Mobile health (mHealth) is considered one of the most transformative drivers for health informatics delivery of ubiquitous medical applications. Machine learning has proven to be a powerful tool in classifying medical images for detecting various diseases. However, supervised machine learning requires a large amount of data to train the model, whose storage and processing pose considerable system requirements challenges for mobile applications. Therefore, many studies focus on deploying cloud-based machine learning, which takes advantage of the Internet connection to outsource data-intensive computing.
However, this kind of approach comes with certain drawbacks:
▸Latency: It takes time for a cloud-based service to respond to a client request.
▸Privacy: Privacy issues might arise by sending sensitive data to the cloud, especially in the context of medical and health applications.
▸Cost: Cloud-based approaches incur financial costs from cloud service providers.
▸Connectivity: a Network connection is essential to run the cloud-based app, but cloud-based service may not always be available.
▸Customization: In general, cloud services provide generic models based on their common datasets. These models may not be appropriate or customizable for specific health problems.
To tackle these challenges of mHealth applications, we present an on-device inference App.
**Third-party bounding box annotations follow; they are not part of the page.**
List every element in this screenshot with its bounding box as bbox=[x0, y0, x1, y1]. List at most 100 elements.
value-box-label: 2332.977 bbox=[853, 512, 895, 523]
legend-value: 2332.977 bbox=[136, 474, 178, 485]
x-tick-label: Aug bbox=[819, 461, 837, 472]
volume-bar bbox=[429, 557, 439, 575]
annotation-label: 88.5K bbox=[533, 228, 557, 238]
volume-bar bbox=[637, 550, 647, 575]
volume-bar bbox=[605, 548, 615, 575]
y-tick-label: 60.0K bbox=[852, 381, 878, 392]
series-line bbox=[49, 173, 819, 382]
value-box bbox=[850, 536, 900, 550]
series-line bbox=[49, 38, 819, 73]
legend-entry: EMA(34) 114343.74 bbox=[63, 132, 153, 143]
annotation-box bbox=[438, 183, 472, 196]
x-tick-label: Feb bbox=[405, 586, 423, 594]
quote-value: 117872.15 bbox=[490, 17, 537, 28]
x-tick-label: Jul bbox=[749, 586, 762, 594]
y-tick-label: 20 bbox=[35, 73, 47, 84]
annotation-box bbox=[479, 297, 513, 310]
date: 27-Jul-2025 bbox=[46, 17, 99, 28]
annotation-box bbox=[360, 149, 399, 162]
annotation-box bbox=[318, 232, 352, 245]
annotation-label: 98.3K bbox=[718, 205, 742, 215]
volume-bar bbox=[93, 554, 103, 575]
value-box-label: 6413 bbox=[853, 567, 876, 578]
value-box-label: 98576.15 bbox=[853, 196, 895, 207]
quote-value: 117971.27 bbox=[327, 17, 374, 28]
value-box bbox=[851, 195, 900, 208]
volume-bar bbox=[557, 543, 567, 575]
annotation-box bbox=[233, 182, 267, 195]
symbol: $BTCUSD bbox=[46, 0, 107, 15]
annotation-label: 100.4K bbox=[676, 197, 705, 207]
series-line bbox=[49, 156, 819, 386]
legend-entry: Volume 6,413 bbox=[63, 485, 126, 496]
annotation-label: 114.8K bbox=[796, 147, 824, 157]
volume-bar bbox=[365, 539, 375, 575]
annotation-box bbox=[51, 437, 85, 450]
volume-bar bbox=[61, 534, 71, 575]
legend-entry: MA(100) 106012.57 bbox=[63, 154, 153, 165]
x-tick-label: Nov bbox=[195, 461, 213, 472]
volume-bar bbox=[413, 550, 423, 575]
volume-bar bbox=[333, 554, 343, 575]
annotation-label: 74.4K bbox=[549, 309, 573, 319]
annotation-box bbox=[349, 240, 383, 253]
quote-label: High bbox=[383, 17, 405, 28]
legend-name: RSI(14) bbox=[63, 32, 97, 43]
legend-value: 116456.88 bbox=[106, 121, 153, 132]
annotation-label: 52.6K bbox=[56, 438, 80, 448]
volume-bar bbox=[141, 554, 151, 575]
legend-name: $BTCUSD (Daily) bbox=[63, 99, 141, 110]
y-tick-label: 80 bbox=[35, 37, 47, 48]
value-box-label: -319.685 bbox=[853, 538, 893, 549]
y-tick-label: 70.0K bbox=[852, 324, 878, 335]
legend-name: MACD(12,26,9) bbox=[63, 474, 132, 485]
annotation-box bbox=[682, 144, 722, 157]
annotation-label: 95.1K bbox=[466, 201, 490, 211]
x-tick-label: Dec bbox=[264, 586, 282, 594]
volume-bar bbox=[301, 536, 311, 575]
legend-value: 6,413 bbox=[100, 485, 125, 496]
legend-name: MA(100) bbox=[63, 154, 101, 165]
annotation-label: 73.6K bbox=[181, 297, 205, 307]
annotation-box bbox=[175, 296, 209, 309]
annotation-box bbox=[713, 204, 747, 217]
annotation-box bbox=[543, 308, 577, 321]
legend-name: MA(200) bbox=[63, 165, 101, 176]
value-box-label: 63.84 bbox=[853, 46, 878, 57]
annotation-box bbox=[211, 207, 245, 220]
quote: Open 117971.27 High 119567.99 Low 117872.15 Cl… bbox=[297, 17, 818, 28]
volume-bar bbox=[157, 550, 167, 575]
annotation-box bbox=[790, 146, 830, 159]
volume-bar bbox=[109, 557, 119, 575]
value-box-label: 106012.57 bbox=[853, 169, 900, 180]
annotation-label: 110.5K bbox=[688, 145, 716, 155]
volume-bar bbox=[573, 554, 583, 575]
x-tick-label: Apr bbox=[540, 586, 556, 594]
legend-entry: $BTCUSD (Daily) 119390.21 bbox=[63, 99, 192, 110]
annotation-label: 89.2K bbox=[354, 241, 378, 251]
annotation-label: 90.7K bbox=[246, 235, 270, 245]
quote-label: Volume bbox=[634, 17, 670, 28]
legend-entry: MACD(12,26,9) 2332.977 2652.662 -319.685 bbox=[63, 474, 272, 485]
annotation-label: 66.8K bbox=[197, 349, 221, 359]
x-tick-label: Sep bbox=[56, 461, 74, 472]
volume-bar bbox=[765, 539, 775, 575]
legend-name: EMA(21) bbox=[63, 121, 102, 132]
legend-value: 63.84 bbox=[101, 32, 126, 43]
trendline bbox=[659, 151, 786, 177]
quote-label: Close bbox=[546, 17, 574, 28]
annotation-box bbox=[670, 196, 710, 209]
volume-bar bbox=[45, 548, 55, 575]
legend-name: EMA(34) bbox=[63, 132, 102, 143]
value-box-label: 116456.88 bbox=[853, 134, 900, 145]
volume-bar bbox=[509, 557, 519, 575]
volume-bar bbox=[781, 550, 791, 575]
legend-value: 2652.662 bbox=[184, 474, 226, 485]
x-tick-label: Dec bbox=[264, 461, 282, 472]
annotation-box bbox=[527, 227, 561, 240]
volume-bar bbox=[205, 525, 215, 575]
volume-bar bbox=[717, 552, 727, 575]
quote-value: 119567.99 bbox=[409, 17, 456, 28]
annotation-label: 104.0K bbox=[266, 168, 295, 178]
On-device Inference for Skin Cancer Detection
We solved this problem by performing the training phase on a powerful computer and the inference phase on a mobile device. the classification model is pre-trained and stored on a mobile device, where it is used to perform classification of new data, which, consequently, does not need to be shared externally. the model is then deployed on a mobile device, where the inference process takes place, i.e. when presented with new test image all computations are executed locally where the test data remains
The architecture of CNNs for Skin Cancer Detection
The convolution and pooling layers perform feature extraction by capturing the general characteristics of the images. The fully connected layers assign a probability for the input image according to the given features.
One of the difficulties of automatically processing skin images is that an image may be taken under a variety of conditions (e.g., brightness, angle, focal distance), which makes the comparison of images and identification of pertinent features difficult. To minimize the impact of image parameters on the classification model, we incorporated data augmentation, which in our case produces new images by randomly rotating, zooming, shifting, and cropping from the center of existing images. These additional images can then be used to boost training.
Model Conversion and Integrating Pre-trained Model into the App
this on-device inference approach substantially reduces latency. it improves privacy because it does not require a patient to send images to a third-party cloud service. it eliminates the overhead and cost of running and maintaining cloud services.
The main limitation of our approach is that the pre-trained model is not easily updated because the offline model is integrated in the app.